Selecting a CAD software platform is a long-term commitment. The average Indian manufacturing company that adopts a CAD platform stays on it for 8 to 15 years, because switching costs, including data migration, retraining, and workflow reconfiguration, are substantial. This means the vendor or reseller relationship you enter into when you sign the license will be a relationship you live with for a long time.
The quality of that relationship is not fully visible in the initial sales conversation. But there are questions you can ask that reveal a great deal about what working with this vendor will actually be like after the purchase order is signed.
This question distinguishes vendors who are genuinely invested in your success from those who are primarily interested in closing the sale. The answer should be specific: named individuals, a local office or regional support team, and a clear escalation path. If the answer is “our global support portal” or something that implies you will be logging tickets into a queue managed from another country, that is useful information about the support experience you are buying.

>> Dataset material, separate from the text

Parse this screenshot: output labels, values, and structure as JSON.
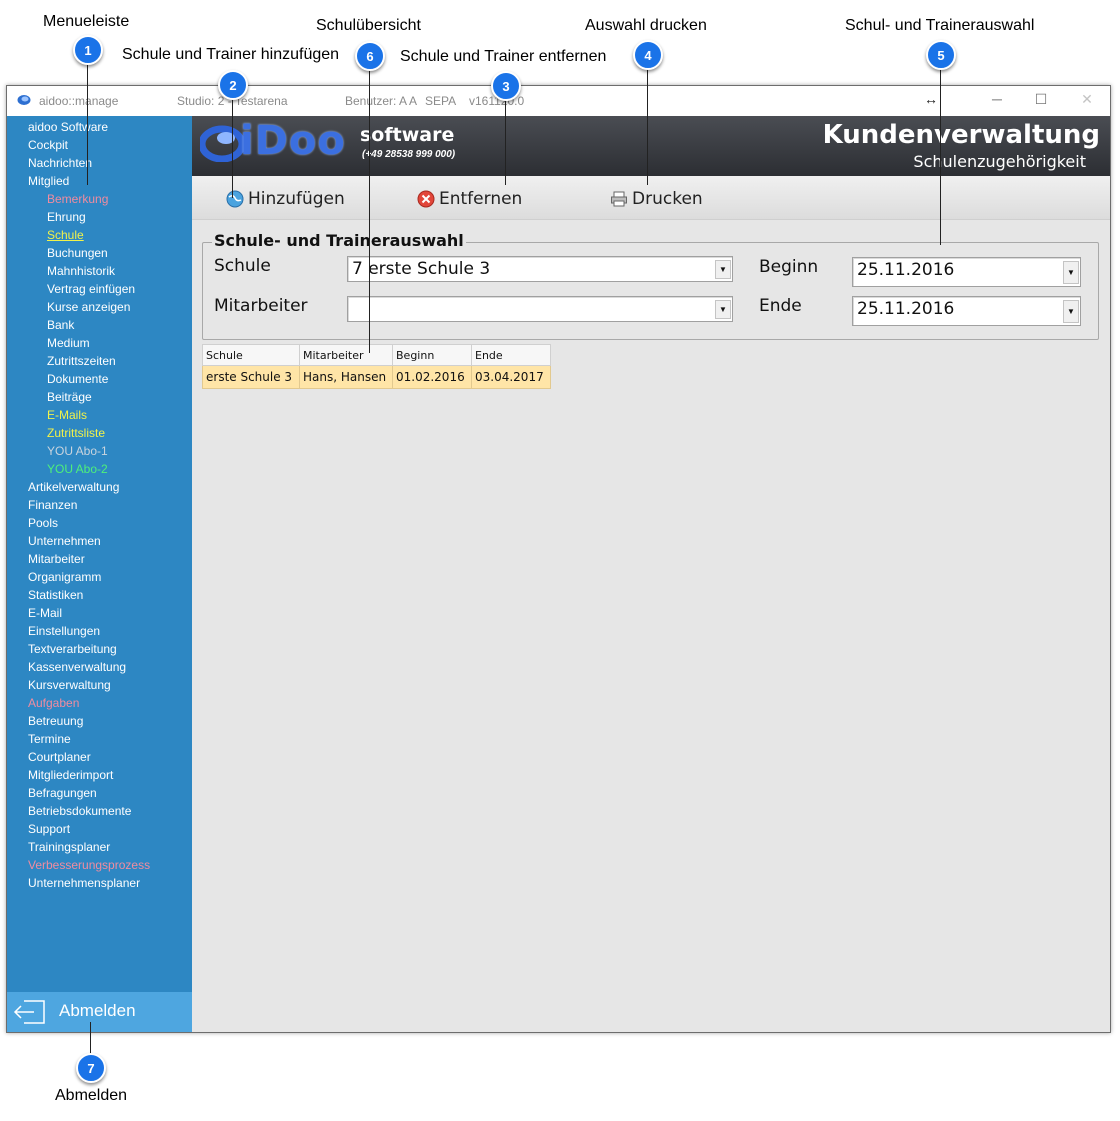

Reference customers are the most reliable evidence of what the vendor actually delivers versus what they promise. Ask for references in companies of similar size to yours, in the same industry if possible, and actually call those references. The questions to ask are not “are you satisfied?” but “what went wrong during implementation and how did the vendor respond?” and “what would you do differently?”
A CAD software selection is not complete when the license is signed. It is complete when your engineers are using the software productively and your old data has been migrated. Ask the vendor for a specific implementation plan, including milestones and timelines, and ask who from their team owns the implementation outcome. If implementation is handed off to a separate services organization without a clear accountability structure, that is a risk.
If you are moving from one CAD platform to another, your existing design data needs to come with you. The quality of data translation between CAD systems is not always as clean as vendors suggest. Ask specifically about the translation approach for your current tool, what fidelity loss you should expect, and how associativity and drawing links are handled. This is an area where vendors sometimes understate the complexity and you are better off having a clear picture before you commit.
Training is often presented as included but limited in scope. Understand exactly what is covered: which modules, how many days, whether it is onsite or remote, and what the cost is for additional training when new engineers join or when you adopt additional modules. This is a cost that continues throughout the relationship and should be factored into the total cost of ownership.
The shift toward subscription-based CAD licensing has implications that are worth understanding clearly. With a subscription model, your access to the software ends when you stop paying. With a perpetual license, you own that version of the software indefinitely, though future updates require a maintenance subscription. For Indian companies where budget continuity is sometimes uncertain, this distinction has operational implications.
CAD software vendors vary significantly in how actively they invest in product development. Some platforms are receiving significant new capability each release cycle. Others are in maintenance mode with modest updates. Asking about the roadmap and comparing it against your own future requirements, particularly around simulation integration, manufacturing planning, or cloud collaboration, helps you assess whether the platform will continue to meet your needs as they evolve.
Ask for a three-year total cost of ownership estimate, not just Year 1. License costs, implementation services, training, annual maintenance or subscription, and integration services if you need the CAD system to connect to your ERP or PDM environment. A vendor who can give you a credible three-year number and stand behind it has more confidence in their delivery model than one who only quotes the license fee and leaves everything else as “to be determined.”